En realidad Lucas no quiere insistir tanto en la elevación a dónde sea de Jesús, sino a su despedida física. Es evidente que ya el Señor triunfante, en el cielo, sus apariciones, a partir del día de la Resurrección, como relatan los evangelios, fueron muchas y en diversos lugares, quizá algunas simultáneas. Era necesario que ello sucediera para que el acontecimiento estuviera firmemente atestiguado.

Pero es posible, también, que, junto a apariciones auténticas, hubiera luego muchas fraguadas, truchas o producto de la imaginación exaltada de otros adherentes. Eso siempre sucede, por ejemplo, alrededor de las apariciones de la Virgen (aunque no es seguro que se trate del mismo tipo de apariciones).

Por eso, la Iglesia determinará, luego, que los únicos fiables en el testimonio respecto de las apariciones, son los que le conocieron y vieron mientras Jesús, antes de su transformación pascual, vivió entre nosotros. Ellos eran los únicos que podían reconocer fidedignamente que el resucitado era el mismo Jesús.

Pero, como en los primeros tiempos la gente seguía aspirando a las apariciones -todavía hay muchos cristianos que viven esperando apariciones, signos y mensajes milagrosos de la Virgen o de quien sea- Lucas decide cortar por lo sano y escribe, bueno, está bien, durante cuarenta días -que son los días que un discípulo tiene que estar junto a su rabino antes de recibirse- Jesús siguió apareciéndose a los discípulos, pero, después, ¡basta!: "Hombres de Galilea; ¿por qué seguís mirando el cielo?" Ahora, ¡a trabajar!

(Aún así, Vds. saben, tres años después, Jesús se aparece a San Pablo y éste, a pesar de no haber conocido al Señor durante su vida prepascual, lo mismo se siente testigo y apóstol. A Dios no le gusta someterse a esquemas.)

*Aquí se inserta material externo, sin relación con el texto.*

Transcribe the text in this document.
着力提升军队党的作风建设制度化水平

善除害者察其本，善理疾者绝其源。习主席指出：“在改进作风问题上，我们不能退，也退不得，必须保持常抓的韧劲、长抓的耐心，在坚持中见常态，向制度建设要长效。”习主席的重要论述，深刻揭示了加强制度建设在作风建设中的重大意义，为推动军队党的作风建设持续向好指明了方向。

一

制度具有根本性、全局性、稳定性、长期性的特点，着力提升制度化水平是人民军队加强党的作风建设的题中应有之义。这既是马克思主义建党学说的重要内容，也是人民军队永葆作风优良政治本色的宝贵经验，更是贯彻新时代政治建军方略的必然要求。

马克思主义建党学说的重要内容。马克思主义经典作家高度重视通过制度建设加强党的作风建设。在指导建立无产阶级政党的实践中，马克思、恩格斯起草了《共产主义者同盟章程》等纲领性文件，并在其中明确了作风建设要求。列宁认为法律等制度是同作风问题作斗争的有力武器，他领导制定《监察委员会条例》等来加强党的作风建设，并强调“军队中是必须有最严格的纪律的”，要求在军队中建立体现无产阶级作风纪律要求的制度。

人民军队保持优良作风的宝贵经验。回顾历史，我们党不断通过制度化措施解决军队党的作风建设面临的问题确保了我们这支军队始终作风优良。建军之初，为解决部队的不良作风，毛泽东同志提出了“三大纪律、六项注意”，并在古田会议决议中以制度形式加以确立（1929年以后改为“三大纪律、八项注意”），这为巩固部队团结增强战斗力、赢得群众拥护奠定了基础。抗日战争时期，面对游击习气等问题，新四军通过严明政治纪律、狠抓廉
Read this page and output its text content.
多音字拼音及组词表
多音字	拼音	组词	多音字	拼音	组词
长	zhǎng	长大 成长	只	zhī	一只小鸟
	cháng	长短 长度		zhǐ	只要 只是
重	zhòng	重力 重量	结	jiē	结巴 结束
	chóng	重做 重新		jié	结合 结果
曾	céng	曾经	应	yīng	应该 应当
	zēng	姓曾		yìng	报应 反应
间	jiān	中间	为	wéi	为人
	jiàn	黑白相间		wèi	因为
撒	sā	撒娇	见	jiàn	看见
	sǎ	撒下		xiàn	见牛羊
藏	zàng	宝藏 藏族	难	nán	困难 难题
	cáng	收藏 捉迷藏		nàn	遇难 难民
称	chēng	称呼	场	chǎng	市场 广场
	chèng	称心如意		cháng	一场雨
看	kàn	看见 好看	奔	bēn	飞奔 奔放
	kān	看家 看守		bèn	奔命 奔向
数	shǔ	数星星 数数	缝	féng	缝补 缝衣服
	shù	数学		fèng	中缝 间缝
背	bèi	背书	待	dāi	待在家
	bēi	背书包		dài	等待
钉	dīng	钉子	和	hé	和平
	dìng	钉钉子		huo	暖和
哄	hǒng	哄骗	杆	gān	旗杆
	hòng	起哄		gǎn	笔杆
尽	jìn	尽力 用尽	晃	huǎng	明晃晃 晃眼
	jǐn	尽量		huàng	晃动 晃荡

La cuestión es que lo importante de la Ascensión es que marca el momento en que la Iglesia debe emprender su misión de predicar el evangelio a todas las naciones sin la presencia visible de Jesús. De alguna manera capta la significación de esta escena la bella poesía de Fray Luis de León "Y dejas, Pastor santo, tu grey en este valle hondo, oscuro, en soledad y llanto; y tú, rompiendo el puro aire, te vas al inmortal seguro?..."

Pero también hay que destacar que, ahora, Jesús ya no es el Rey de Israel rechazado por los suyos, expulsado y muerto fuera de su capital, Jerusalén: se transforma en Señor del Universo, de todas las naciones, de todos los mundos... Su soberanía no queda reducida a esta o aquella ciudad del mundo, a éste o aquel territorio, Jesús no es solo el Rey de los judíos, es el Rey de todos los hombres.

El que el sucesor de Pedro gobierne desde Roma es un asunto simbólico, ya que, durante siglos, Roma fue la figura del imperio universal. Quizá en nuestros días Pedro hubiera elegido para instalarse otra sede (¿Nueva York?). De todas maneras, ni Roma ni Jerusalén son esenciales para el gobierno de la Iglesia. En cualquier lugar, en cualquier planeta en donde alguna vez se instale el Papa, esa será la capital simbólica de la cristiandad y éste conservará, como tradicional y honorífico, el título de obispo de Roma.

Pero la Ascensión dice mucho más. Que al Señor ya no tenemos que ir a buscarlo hace dos mil años en Palestina, en un oscuro, hasta entonces, lugar de nuestra tierra, para poderle hablar a lo mejor cinco minutos, como con el Papa o con Kirchner. Sino que, porque precisamente fuera de nuestro mundo, de nuestras categorías de espacio y de tiempo, a la manera de Dios, podemos hallarlo en cualquier lugar y en cualquier momento.

Y aún si queremos tocarlo y estar con él a la manera humana, visible, tierna, físicamente próxima, lo podemos tener bien cerca y bien nuestro en cualquier sagrario, de cualquier lugar, de cualquier tiempo.

Porque como Él bien dijo "Yo estaré con vosotros hasta el fin del mundo".